I agree, provided xa and xb are always properly defined. But then,
(just to be nitpicking), the definition of expon does not set xa and
xb explicitly. Hence xa = -10, and this is somewhat undesirable, given
the negative value above.

>>
>> The simultaneous updating of left and right in the previous algo is
>> wrong. Suppose for instance that cdf(left) < cdf(right) < q. Then both
>> left and right would `move to the left'. This is clearly wrong. The
>> included code should be better.
>
> would move to the *right* ?

Sure.

>
> I thought the original was a nice trick, we can shift both left and
> right since we know it has to be in that direction, the cut of range
> cannot contain the answer.
>
> Or do I miss the point?

No, you are right. When I wrote this at first, I also thought about
the point you bring up here. Then, I was somewhat dissatisfied with
calling the while loop twice (suppose the left bound requires
updating, then certainly the second while loop (to update the right
bound) is unnecessary, and calling cdf(right) is useless). While
trying to fix this, I forgot about my initial ideas...

>
>>
>> With regard to the values of xb and xa. Can a `ordinary' user change
>> these? If so, then the ppf finder should include some protection in my
>> opinion. If not, the user will get an error that brentq has not the
>> right limits, but this error might be somewhat unexpected. (What has
>> brentq to do with finding the ppf?) Of course, looking at the code
>> this is clear, but I expect most users will no do so.
>
> I don't think  `ordinary' users should touch xa, xb, but they could.
> Except for getting around the limitation in this ticket there is no
> reason to change xa, xb, so we could make them private _xa, _xb
> instead.

I think that would be better. Thus, the developer that subclasses
rv_continuous should set _xa and _xb properly.

>> The code contains two choices about how to handle xa and xb. Do you
>> have any preference?
>
> I don't really like choice 1, because it removes the use of the
> predefined xa, xb. On the other hand, with this extension, xa and xb
> wouldn't be really necessary anymore.

In view of your example with findppf(expon(1e-30)) I prefer to use _xa and _xb.

>
> another possibility would be to try except brentq with xa, xb first
> and get most cases, and switch to your version if needed. I'm not sure
> xa, xb are defined well enough that it's worth to go this route,
> though.

I think that this makes the most sense. The definition of the class
should include sensible values of xa and xb.
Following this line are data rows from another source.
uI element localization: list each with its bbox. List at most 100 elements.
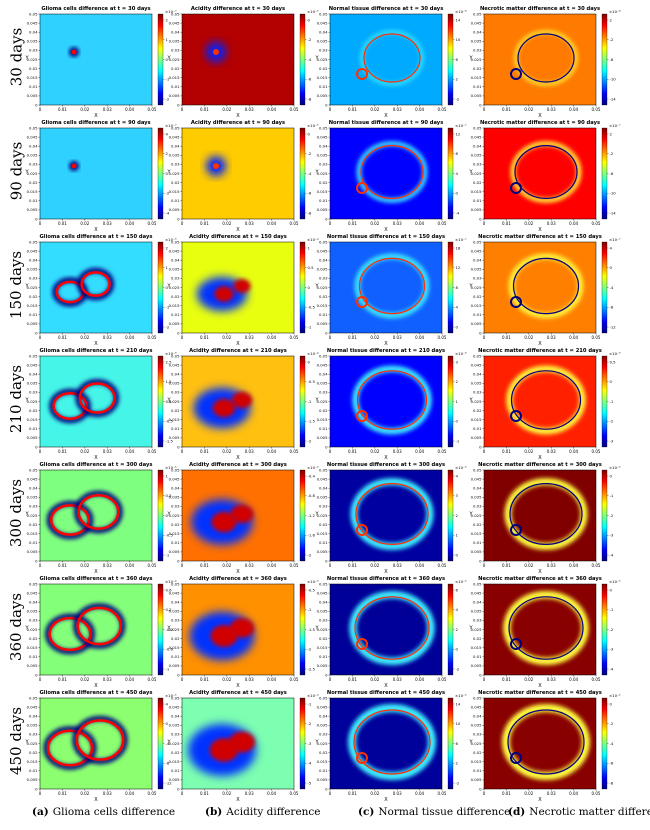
x-tick-label: 0.02 bbox=[370, 107, 379, 112]
x-tick-label: 0.02 bbox=[222, 221, 231, 226]
colorbar-tick-label: -4 bbox=[308, 761, 312, 766]
y-tick-label: 0.02 bbox=[319, 522, 328, 527]
x-tick-label: 0.02 bbox=[80, 563, 89, 568]
heatmap-panel: Glioma cells difference at t = 210 days0… bbox=[24, 348, 177, 461]
x-tick-label: 0.03 bbox=[547, 677, 556, 682]
y-tick-label: 0.04 bbox=[319, 372, 328, 377]
x-tick-label: 0.02 bbox=[370, 221, 379, 226]
y-tick-label: 0.045 bbox=[169, 20, 180, 25]
x-axis-label: X bbox=[384, 455, 388, 461]
x-tick-label: 0.05 bbox=[438, 221, 447, 226]
x-tick-label: 0.03 bbox=[547, 107, 556, 112]
y-tick-label: 0.05 bbox=[171, 239, 180, 244]
y-tick-label: 0.03 bbox=[319, 48, 328, 53]
colorbar-tick-label: 1 bbox=[166, 37, 169, 42]
y-tick-label: 0.025 bbox=[317, 513, 328, 518]
colorbar-tick-label: 0.5 bbox=[610, 359, 617, 364]
y-tick-label: 0.035 bbox=[27, 267, 38, 272]
y-tick-label: 0.045 bbox=[471, 20, 482, 25]
y-tick-label: 0.05 bbox=[319, 467, 328, 472]
colorbar-exponent: ×10⁻⁷ bbox=[455, 237, 467, 242]
colorbar-tick-label: 4 bbox=[456, 473, 459, 478]
x-tick-label: 0.04 bbox=[415, 449, 424, 454]
y-tick-label: 0.05 bbox=[171, 581, 180, 586]
x-tick-label: 0.02 bbox=[370, 677, 379, 682]
y-tick-label: 0.025 bbox=[27, 171, 38, 176]
colorbar-tick-label: 1 bbox=[308, 245, 311, 250]
y-tick-label: 0.035 bbox=[317, 495, 328, 500]
x-tick-label: 0 bbox=[329, 107, 332, 112]
colorbar-tick-label: -2 bbox=[456, 780, 460, 785]
colorbar-tick-label: 0 bbox=[456, 191, 459, 196]
y-tick-label: 0.04 bbox=[319, 714, 328, 719]
colorbar-exponent: ×10⁻⁷ bbox=[165, 9, 177, 14]
y-tick-label: 0.015 bbox=[317, 303, 328, 308]
y-tick-label: 0.025 bbox=[169, 627, 180, 632]
x-tick-label: 0.04 bbox=[569, 791, 578, 796]
y-tick-label: 0.01 bbox=[171, 540, 180, 545]
y-tick-label: 0.035 bbox=[317, 723, 328, 728]
y-axis-label: Y bbox=[314, 626, 319, 632]
x-tick-label: 0.01 bbox=[348, 449, 357, 454]
y-tick-label: 0.005 bbox=[317, 663, 328, 668]
y-tick-label: 0.02 bbox=[171, 294, 180, 299]
y-tick-label: 0.005 bbox=[169, 663, 180, 668]
x-tick-label: 0.05 bbox=[290, 791, 299, 796]
x-tick-label: 0.03 bbox=[393, 791, 402, 796]
colorbar-tick-label: 0.5 bbox=[166, 493, 173, 498]
y-tick-label: 0.045 bbox=[27, 134, 38, 139]
heatmap-panel: Necrotic matter difference at t = 450 da… bbox=[468, 690, 621, 803]
y-axis-label: Y bbox=[314, 284, 319, 290]
y-tick-label: 0.025 bbox=[317, 57, 328, 62]
heatmap-panel: Normal tissue difference at t = 210 days… bbox=[314, 348, 467, 461]
x-tick-label: 0.04 bbox=[569, 335, 578, 340]
colorbar-exponent: ×10⁻⁵ bbox=[165, 465, 177, 470]
x-tick-label: 0.01 bbox=[502, 335, 511, 340]
y-tick-label: 0.035 bbox=[317, 39, 328, 44]
x-axis-label: X bbox=[538, 455, 542, 461]
y-axis-label: Y bbox=[468, 284, 473, 290]
y-tick-label: 0.02 bbox=[319, 408, 328, 413]
y-axis-label: Y bbox=[314, 170, 319, 176]
colorbar-tick-label: -0.4 bbox=[308, 473, 316, 478]
y-tick-label: 0.03 bbox=[171, 618, 180, 623]
colorbar-tick-label: 0 bbox=[610, 473, 613, 478]
heatmap-panel: Glioma cells difference at t = 450 days0… bbox=[24, 690, 177, 803]
x-axis-label: X bbox=[94, 341, 98, 347]
colorbar-tick-label: 0 bbox=[308, 131, 311, 136]
y-tick-label: 0.03 bbox=[171, 732, 180, 737]
y-tick-label: 0.05 bbox=[171, 353, 180, 358]
x-tick-label: 0 bbox=[181, 107, 184, 112]
y-tick-label: 0.02 bbox=[171, 750, 180, 755]
y-tick-label: 0.015 bbox=[169, 531, 180, 536]
y-tick-label: 0.025 bbox=[317, 399, 328, 404]
colorbar-tick-label: -1.2 bbox=[308, 513, 316, 518]
x-tick-label: 0.05 bbox=[290, 221, 299, 226]
y-tick-label: 0.025 bbox=[169, 399, 180, 404]
y-tick-label: 0.005 bbox=[169, 435, 180, 440]
y-tick-label: 0.035 bbox=[471, 153, 482, 158]
colorbar bbox=[157, 241, 164, 334]
heatmap-panel: Acidity difference at t = 450 days 0 0.01 0… bbox=[166, 690, 319, 803]
x-tick-label: 0.01 bbox=[502, 107, 511, 112]
y-tick-label: 0.035 bbox=[27, 39, 38, 44]
colorbar-tick-label: -6 bbox=[308, 77, 312, 82]
x-tick-label: 0.03 bbox=[393, 221, 402, 226]
colorbar-tick-label: -2 bbox=[456, 666, 460, 671]
y-tick-label: 0.035 bbox=[169, 39, 180, 44]
y-tick-label: 0.05 bbox=[473, 125, 482, 130]
y-tick-label: 0 bbox=[35, 444, 38, 449]
y-tick-label: 0 bbox=[35, 102, 38, 107]
colorbar-tick-label: 0.6 bbox=[166, 587, 173, 592]
y-tick-label: 0.045 bbox=[27, 476, 38, 481]
colorbar-tick-label: -0.5 bbox=[308, 305, 316, 310]
y-tick-label: 0.01 bbox=[319, 198, 328, 203]
y-tick-label: 0.045 bbox=[27, 362, 38, 367]
y-tick-label: 0.015 bbox=[471, 759, 482, 764]
x-tick-label: 0.02 bbox=[370, 563, 379, 568]
heatmap-panel: Acidity difference at t = 300 days 0 0.01 0… bbox=[166, 462, 319, 575]
y-tick-label: 0.035 bbox=[169, 723, 180, 728]
colorbar-tick-label: -4 bbox=[308, 171, 312, 176]
colorbar bbox=[601, 355, 608, 448]
y-tick-label: 0.015 bbox=[27, 531, 38, 536]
All in all, I would like to make the following proposal to resolve the
ticket in a generic way.

1) xa and xb should become private class members _xa and _xb
2) _xa and _xb should be given proper values in the class definition,
e.g. expon._xa = 0 and expon._xb = 30., since exp(-30) = 9.35e-14.
3) given a quantile q in the ppf function, include a test on _cdf(_xa)
<= q <= _cdf(_xb). If this fails, return an exception with some text
that tells that either _cdf(_xa) > q or _cdf(_xb) < q.

Given your comments I actually favor all this searching for left and
right not that much anymore. It is generic, but it places the
responsibility of good code at the wrong place.

Nicky